The following Saturday when Paul arrived at Hannah’s there was no reply to the doorbell and the house looked deserted. It was very cold and he longed for a cup of Hannah’s tea. A neighbour told him Alan had died the Sunday before and had been buried on Thursday.

Walking back along the boulevard, leaves lay frozen to the ground and the cold burned the tips of his fingers. He felt hurt that Hannah had not told him.

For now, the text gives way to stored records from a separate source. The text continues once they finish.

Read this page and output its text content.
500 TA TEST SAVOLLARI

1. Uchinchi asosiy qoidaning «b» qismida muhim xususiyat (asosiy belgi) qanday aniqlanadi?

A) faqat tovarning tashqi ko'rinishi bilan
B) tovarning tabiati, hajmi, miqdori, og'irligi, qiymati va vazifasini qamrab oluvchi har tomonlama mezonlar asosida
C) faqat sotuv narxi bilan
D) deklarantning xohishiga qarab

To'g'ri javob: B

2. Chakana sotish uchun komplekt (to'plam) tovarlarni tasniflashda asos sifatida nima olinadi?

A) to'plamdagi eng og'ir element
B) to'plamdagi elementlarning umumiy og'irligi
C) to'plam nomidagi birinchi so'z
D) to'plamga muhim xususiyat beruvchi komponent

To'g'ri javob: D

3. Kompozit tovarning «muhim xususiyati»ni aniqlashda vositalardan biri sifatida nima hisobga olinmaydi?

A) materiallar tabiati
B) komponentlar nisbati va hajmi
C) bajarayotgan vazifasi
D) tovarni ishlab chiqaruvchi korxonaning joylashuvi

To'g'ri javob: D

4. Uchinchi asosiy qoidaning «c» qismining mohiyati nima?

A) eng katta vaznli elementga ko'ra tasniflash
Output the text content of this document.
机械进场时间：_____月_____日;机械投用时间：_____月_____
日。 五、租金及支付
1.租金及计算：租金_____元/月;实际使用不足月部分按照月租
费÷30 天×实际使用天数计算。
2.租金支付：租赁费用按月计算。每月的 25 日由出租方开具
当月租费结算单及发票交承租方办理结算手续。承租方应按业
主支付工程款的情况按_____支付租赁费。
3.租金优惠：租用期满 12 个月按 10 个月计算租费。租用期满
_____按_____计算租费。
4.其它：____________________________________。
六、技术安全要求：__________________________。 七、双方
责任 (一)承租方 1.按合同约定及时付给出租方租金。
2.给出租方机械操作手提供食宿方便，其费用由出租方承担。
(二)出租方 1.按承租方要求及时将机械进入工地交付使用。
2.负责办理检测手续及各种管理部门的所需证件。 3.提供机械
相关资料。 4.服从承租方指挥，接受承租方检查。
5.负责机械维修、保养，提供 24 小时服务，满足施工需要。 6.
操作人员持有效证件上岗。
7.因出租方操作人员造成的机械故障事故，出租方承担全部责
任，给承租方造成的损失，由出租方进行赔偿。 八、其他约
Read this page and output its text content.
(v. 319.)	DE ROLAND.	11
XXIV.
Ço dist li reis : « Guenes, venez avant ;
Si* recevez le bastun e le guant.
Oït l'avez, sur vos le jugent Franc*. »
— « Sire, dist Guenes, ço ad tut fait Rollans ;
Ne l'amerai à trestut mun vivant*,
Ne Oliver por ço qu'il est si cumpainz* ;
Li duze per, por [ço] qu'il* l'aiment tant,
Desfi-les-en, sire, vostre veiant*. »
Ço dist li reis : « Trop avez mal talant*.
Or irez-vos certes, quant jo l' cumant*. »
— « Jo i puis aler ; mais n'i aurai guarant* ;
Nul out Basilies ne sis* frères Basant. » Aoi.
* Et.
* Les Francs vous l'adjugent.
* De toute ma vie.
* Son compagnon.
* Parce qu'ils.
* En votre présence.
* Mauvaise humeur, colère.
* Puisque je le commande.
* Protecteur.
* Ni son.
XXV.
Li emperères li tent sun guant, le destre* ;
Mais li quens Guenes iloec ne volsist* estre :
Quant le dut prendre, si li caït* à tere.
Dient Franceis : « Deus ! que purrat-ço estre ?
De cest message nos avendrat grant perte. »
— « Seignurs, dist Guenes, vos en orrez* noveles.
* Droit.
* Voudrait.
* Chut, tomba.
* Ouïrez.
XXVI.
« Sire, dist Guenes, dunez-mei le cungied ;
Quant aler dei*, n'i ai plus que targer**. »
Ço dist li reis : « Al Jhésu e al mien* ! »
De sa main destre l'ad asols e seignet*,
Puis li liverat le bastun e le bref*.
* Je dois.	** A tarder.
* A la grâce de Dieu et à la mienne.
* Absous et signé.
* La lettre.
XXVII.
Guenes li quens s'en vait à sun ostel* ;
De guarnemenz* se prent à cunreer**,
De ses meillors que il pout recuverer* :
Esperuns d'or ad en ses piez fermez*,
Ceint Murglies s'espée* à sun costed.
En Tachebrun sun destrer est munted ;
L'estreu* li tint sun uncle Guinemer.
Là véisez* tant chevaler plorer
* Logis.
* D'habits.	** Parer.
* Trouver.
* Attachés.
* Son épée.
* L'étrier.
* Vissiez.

Four weeks passed before Hannah telephoned Sally’s house and left a message, and when he returned to the house on Longreach Road, music was playing loudly and winter sun made Hannah’s face look younger than he had remembered it. In the hall lay bundles of clothes and books piled in neat columns tied up with string. Hannah did not come into the garden to talk to him that day, but after he had finished his work, she took him to one side.

“I’m giving away some of Alan’s old things,” she said and smiled at him the way she used to in the garden during the late autumn just before the snow came.

She handed him a pair of shoes and two shirts. “I don’t know if you like this sort of thing,” she said. The shoes were expensive brogues and the shirts were made from very soft cotton.

Paul tried on the shoes. They fitted, but he felt uncomfortable wearing the shoes of a dead man, someone he had known a little. All the same, he thanked Hannah and said he would love to have them and she looked pleased.

When he left, Hannah kissed him on the cheek but closed the door very quickly behind him. When he had reached a safe distance from the house and out of sight along the road, Paul took the shoes and the two shirts from his bag and dropped them into an empty rubbish bin near the gate of a large house with bright red curtains.